Croissance mondiale : la reprise se fait attendre

par Marie-Pierre Ripert, économiste chez Natixis

La reprise de la croissance mondiale se fait attendre. Elle est à nouveau reportée. Les révisions en baisse se multiplient. Même les Etats-Unis, jusqu’à présent résilients face à leur falaise budgétaire, commencent à montrer des signes d’affaiblissement. Parmi les grands pays, le Japon fait figure d’exception avec des révisions en hausse liées au changement de politiques économiques.

Depuis longtemps déjà, nous mettons en garde contre un excès d’optimisme sur les perspectives de croissance pour 2013 mais également pour 2014. Notre prudence repose sur l’idée que la croissance des pays développés continuera d’être affectée par les ajustements en cours des bilans des agents (publics et privés) et qu’il ne faut pas non plus attendre une forte reprise dans les grands pays émergents du fait de marges de manœuvre de politiques économiques limitées. Les indicateurs publiés récemment semblent aller dans notre sens.

  • Le news flow macroéconomique américain s’est révélé négatif ces dernières semaines avec la publication de plusieurs statistiques nettement en deçà des attentes (ISM, créations d’emplois, ventes au détail, confiance des ménages,…). Ainsi, après un premier trimestre encore bien orienté – le PIB progresserait de 2,9% en rythme annualisé selon nos estimations – la croissance américaine va sensiblement ralentir au deuxième trimestre sous l’effet retardé des différentes restrictions budgétaires (hausses d’impôts et coupes de dépenses « sequestration »), mettant fin à l’embellie sur le marché du travail.

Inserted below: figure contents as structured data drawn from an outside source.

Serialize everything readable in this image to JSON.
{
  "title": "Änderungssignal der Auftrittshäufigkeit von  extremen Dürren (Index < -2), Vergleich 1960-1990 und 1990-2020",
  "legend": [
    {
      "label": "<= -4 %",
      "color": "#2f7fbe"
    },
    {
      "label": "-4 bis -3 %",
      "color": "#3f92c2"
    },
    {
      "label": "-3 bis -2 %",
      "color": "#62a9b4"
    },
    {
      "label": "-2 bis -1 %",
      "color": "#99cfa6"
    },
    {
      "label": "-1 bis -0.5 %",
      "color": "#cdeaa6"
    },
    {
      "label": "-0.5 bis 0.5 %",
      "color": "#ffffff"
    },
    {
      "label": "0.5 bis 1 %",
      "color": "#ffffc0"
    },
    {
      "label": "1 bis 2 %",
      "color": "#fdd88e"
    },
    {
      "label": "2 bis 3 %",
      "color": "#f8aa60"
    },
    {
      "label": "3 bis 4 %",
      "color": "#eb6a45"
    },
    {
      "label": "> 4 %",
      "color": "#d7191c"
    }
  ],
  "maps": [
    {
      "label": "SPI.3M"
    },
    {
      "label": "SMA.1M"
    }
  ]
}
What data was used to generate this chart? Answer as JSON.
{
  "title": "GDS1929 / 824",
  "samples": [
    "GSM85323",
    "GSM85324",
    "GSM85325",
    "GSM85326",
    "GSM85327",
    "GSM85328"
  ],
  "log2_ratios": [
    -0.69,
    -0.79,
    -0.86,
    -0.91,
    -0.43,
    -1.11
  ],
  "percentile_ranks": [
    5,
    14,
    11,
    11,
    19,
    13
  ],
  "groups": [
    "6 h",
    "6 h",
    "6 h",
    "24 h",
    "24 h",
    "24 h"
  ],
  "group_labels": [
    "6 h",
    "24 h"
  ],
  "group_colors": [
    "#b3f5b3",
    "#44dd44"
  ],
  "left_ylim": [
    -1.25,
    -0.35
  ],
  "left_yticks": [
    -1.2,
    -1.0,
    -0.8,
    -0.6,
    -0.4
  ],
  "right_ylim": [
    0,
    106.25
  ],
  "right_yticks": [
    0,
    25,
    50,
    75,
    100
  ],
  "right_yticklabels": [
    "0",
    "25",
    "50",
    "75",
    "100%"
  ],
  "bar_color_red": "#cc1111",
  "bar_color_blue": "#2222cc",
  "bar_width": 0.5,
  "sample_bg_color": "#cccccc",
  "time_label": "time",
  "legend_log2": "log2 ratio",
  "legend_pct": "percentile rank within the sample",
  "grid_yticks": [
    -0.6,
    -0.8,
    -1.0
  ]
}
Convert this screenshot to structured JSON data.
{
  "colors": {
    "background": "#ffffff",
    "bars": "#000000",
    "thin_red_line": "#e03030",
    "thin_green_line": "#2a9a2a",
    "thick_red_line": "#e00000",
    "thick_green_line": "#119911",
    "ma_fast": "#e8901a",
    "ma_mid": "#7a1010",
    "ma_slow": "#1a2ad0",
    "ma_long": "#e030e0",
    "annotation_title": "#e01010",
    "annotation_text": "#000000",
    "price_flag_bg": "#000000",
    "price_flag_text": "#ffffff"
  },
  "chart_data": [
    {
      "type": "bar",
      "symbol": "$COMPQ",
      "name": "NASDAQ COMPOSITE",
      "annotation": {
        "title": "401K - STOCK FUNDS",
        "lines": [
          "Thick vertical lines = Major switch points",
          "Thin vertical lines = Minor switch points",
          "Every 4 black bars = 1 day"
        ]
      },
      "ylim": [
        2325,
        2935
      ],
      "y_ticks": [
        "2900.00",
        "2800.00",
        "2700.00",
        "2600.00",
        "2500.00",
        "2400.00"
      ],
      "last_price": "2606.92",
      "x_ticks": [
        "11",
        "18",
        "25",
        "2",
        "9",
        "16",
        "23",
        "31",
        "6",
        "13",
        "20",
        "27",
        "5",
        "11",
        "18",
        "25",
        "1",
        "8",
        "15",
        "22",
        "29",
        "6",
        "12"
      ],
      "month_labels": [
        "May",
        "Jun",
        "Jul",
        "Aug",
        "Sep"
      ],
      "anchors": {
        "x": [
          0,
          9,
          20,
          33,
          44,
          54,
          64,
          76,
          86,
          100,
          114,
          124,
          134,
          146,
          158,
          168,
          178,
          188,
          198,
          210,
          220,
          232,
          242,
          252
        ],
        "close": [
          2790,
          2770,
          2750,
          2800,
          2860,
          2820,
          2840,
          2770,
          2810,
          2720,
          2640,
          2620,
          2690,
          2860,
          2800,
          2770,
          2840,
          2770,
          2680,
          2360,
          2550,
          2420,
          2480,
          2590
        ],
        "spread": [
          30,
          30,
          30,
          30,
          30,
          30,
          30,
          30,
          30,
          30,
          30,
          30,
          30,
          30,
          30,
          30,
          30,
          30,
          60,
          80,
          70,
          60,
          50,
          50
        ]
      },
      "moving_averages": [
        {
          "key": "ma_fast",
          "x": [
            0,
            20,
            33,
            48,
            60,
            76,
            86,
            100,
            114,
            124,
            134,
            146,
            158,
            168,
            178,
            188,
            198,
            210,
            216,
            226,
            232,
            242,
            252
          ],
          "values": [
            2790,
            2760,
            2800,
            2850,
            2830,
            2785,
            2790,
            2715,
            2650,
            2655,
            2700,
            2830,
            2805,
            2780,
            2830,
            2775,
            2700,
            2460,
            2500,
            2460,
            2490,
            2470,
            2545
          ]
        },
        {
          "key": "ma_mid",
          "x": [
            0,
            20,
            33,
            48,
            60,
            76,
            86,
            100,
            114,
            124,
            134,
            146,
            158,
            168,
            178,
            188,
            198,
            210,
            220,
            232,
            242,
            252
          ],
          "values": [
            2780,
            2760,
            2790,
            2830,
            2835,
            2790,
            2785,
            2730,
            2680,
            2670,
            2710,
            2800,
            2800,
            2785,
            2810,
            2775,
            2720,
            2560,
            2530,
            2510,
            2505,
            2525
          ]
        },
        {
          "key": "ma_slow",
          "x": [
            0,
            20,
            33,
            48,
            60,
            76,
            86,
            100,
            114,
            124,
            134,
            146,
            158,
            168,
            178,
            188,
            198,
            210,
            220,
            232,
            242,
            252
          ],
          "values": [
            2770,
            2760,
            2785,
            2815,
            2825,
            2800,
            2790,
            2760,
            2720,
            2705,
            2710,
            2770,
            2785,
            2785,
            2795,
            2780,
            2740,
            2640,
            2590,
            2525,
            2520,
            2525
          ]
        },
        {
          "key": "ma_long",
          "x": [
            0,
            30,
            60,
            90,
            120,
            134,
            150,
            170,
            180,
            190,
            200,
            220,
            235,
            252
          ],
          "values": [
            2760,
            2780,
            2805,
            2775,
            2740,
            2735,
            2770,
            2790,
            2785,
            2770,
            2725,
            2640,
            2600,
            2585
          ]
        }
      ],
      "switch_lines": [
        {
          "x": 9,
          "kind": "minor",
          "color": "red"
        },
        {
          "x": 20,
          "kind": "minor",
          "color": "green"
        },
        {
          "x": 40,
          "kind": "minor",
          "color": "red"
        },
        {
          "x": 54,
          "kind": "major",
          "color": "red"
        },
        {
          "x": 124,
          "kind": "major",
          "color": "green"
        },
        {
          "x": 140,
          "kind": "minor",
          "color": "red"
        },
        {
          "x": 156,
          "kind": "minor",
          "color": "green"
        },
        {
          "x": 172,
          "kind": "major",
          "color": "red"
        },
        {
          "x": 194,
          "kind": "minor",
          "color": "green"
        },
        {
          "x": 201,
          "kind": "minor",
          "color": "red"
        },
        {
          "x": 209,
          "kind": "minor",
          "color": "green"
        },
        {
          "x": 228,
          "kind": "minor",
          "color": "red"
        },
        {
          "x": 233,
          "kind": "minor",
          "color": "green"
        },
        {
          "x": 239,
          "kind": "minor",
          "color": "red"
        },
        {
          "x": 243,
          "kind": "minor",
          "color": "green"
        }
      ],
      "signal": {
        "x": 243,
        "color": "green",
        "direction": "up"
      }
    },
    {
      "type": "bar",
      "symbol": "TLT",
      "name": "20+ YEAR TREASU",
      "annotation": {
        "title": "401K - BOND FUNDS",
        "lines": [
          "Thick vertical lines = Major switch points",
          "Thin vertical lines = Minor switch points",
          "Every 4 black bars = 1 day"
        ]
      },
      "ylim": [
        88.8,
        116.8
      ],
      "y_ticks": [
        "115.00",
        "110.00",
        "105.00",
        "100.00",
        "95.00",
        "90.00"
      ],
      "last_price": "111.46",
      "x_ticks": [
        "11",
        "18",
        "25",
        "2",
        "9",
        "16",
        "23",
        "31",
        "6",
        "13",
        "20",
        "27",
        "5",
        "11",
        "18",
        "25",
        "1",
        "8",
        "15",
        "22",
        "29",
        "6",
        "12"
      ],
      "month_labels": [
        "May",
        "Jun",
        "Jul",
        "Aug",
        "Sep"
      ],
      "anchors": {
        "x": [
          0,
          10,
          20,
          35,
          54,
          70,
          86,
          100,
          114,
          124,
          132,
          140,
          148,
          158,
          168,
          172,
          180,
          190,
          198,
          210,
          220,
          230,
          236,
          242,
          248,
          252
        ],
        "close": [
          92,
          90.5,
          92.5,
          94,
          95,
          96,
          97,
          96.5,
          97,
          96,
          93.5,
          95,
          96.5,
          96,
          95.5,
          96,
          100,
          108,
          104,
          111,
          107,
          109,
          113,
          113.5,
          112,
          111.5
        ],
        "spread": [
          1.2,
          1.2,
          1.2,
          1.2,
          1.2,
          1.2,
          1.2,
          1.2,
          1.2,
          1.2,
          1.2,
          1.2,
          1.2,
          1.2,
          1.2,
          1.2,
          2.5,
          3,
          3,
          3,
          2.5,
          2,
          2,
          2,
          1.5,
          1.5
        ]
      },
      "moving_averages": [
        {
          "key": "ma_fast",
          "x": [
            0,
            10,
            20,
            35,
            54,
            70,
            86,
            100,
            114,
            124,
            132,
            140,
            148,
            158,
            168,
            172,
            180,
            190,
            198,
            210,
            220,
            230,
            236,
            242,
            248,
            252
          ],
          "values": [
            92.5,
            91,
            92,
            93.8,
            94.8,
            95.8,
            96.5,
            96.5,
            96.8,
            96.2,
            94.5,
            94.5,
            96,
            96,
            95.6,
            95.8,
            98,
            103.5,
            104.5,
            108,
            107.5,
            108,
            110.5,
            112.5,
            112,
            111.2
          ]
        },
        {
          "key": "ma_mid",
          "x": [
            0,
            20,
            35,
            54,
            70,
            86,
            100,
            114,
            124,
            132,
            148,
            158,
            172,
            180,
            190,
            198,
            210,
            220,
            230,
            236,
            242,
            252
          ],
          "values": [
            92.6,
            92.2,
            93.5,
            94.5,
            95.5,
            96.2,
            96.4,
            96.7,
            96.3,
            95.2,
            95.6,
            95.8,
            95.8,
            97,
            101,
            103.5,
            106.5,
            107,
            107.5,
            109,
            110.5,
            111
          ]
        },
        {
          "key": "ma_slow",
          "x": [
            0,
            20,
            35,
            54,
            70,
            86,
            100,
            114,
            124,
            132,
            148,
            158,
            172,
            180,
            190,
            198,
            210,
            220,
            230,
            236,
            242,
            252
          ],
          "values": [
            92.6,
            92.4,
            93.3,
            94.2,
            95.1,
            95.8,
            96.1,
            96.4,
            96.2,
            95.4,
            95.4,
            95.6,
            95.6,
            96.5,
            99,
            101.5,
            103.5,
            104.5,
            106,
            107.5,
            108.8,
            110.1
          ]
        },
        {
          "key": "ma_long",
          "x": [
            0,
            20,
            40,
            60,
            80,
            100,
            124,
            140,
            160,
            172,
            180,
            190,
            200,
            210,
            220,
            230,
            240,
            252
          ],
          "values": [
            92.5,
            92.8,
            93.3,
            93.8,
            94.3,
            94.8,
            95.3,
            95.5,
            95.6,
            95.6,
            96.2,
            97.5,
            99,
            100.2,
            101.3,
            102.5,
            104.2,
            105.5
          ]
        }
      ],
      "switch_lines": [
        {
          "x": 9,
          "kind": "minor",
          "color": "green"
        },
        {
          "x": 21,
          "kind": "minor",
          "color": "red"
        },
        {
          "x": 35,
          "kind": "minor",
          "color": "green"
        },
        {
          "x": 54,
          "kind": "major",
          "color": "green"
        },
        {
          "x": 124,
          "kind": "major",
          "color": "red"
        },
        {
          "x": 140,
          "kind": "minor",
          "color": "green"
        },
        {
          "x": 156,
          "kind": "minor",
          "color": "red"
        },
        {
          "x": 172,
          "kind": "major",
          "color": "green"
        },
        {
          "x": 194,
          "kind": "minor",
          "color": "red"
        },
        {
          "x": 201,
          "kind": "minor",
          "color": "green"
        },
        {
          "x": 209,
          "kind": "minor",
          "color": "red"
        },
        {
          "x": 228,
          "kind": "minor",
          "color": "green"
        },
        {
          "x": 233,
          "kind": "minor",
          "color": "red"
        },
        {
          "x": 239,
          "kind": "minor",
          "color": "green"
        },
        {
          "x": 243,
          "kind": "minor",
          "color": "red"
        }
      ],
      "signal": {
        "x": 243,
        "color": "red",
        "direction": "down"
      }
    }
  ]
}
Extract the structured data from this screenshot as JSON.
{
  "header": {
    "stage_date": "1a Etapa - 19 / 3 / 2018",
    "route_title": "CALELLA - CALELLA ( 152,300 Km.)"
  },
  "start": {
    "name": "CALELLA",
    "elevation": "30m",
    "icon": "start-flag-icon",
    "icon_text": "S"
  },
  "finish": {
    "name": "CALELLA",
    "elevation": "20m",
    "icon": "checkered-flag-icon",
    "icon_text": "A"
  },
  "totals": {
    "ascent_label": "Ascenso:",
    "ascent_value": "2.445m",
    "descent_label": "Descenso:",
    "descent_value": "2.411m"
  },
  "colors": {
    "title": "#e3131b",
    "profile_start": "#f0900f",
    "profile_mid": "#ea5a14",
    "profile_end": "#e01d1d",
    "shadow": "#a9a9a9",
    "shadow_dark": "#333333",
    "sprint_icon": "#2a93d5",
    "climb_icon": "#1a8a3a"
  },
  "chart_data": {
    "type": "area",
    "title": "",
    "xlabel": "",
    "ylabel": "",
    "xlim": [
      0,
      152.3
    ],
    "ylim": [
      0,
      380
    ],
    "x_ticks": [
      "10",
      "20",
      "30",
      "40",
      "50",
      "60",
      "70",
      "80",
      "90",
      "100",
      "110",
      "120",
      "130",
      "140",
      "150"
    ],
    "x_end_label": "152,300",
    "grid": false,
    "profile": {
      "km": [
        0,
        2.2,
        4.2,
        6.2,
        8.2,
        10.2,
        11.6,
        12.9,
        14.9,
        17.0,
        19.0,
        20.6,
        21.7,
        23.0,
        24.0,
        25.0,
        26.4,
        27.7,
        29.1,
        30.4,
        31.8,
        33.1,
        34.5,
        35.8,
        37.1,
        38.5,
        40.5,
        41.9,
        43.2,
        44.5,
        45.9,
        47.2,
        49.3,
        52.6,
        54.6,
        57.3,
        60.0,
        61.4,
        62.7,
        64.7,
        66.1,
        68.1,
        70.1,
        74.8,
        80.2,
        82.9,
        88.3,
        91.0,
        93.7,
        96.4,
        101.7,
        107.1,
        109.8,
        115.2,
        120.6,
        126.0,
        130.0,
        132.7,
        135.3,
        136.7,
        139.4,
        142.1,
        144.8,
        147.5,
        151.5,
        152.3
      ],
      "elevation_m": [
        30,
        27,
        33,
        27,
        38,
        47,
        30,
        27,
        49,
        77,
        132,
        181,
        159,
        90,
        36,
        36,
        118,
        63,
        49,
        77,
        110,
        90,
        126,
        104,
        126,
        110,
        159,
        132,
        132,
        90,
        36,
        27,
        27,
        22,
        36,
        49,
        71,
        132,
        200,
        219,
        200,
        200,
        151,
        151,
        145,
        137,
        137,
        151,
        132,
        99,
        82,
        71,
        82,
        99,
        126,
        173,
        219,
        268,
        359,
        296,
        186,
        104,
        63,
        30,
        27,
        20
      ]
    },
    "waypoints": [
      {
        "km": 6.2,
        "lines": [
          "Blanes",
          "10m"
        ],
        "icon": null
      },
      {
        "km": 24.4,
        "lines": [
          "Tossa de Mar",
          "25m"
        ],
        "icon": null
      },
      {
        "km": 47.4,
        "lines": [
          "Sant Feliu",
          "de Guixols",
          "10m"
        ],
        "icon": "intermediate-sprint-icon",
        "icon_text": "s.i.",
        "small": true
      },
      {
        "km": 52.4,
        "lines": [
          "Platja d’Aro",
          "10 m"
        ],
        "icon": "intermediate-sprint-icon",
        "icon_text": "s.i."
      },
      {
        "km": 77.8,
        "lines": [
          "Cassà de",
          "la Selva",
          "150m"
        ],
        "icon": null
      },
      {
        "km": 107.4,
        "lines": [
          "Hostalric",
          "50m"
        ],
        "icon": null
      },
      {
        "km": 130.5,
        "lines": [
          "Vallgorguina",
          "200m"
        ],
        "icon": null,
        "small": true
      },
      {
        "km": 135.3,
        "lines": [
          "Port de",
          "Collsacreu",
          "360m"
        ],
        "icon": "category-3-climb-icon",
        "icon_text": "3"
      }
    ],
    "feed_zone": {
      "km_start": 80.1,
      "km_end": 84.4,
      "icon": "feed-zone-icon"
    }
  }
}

Le trou d’air pourrait durer deux trimestres avant un retour à une croissance proche du potentiel.
  • Les nouvelles en provenance des grands pays émergents n’ont guère été enthousiasmantes : finalement, la croissance chinoise s’est révélée plus faible que prévu au premier trimestre 2013 (7,7% sur un an) et les signes de reprise tardent à se confirmer. La Chine fait toujours face à un dilemme de politiques économiques : elle souhaite redynamiser sa croissance mais sans accentuer les déséquilibres macroéconomiques (endettement, prix immobiliers, inflation,…) et dans un contexte de transition de modèle économique, ce qui lui laisse finalement peu de marges de manœuvre. Au Brésil, les mesures en faveur de la croissance prises en 2012 n’ont pas eu l’impact escompté, la croissance restant faible. Par ailleurs, la politique monétaire se durcit pour lutter contre l’inflation.
  • En zone euro, les dernières enquêtes ne montrent aucune amélioration de la conjoncture. Comme nous le mettions en avant au cours des derniers mois1, la situation va rester difficile cette année et les perspectives de reprise pour 2014 restent bien incertaines. Les pays périphériques malgré des ajustements macroéconomiques significatifs – ils enregistrent maintenant des excédents courants – sont enfermés dans le cercle vicieux austérité/récession. Malgré un assouplissement des contraintes avec un délai accordé sur les ajustements des finances publiques, le désendettement public reste un frein à la croissance et s’opère avec difficulté étant donné les conditions de financement toujours défavorables. Parallèlement, le désendettement privé se poursuit, hypothéquant toute reprise de la demande intérieure. Certains pays misent sur une amélioration de leur compétitivité via l’ajustement à la baisse des salaires et des prix, mais c’est un processus lent et à court terme insuffisant pour tabler sur une reprise de la croissance par l’offre.

Au total, la vague de révisions à la baisse des prévisions de croissance devrait se poursuivre dans les mois qui viennent, le consensus comme les institutions internationales restant, selon nous, trop optimistes sur l’ampleur de la reprise notamment en 2014.

Dans ce contexte, les banques centrales vont rester sur le devant de la scène. Leur tâche restera ardue entre le souci de soutien à la croissance et la volonté d’éviter la montée de forts déséquilibres financiers que peut engendrer la progression de la liquidité mondiale. Aux Etats-Unis, la question des « exit strategies » qui avait refait surface depuis quelques mois pourrait laisser la place au maintien du QE3 sur une grande partie de l’année 20132. En zone euro, la BCE devrait également assouplir davantage sa politique monétaire, une baisse de taux dès la prochaine réunion début mai étant loin d’être exclue.

NOTES

  1. Cf. Edito du 15 février « zone euro : la vague de révisions en baisse va se poursuivre » et du 1er mars « le long chemin du désendettement ».
  2. CF. Edito du 1er février « Exit strategies, vous avez dit exit strategies ? ».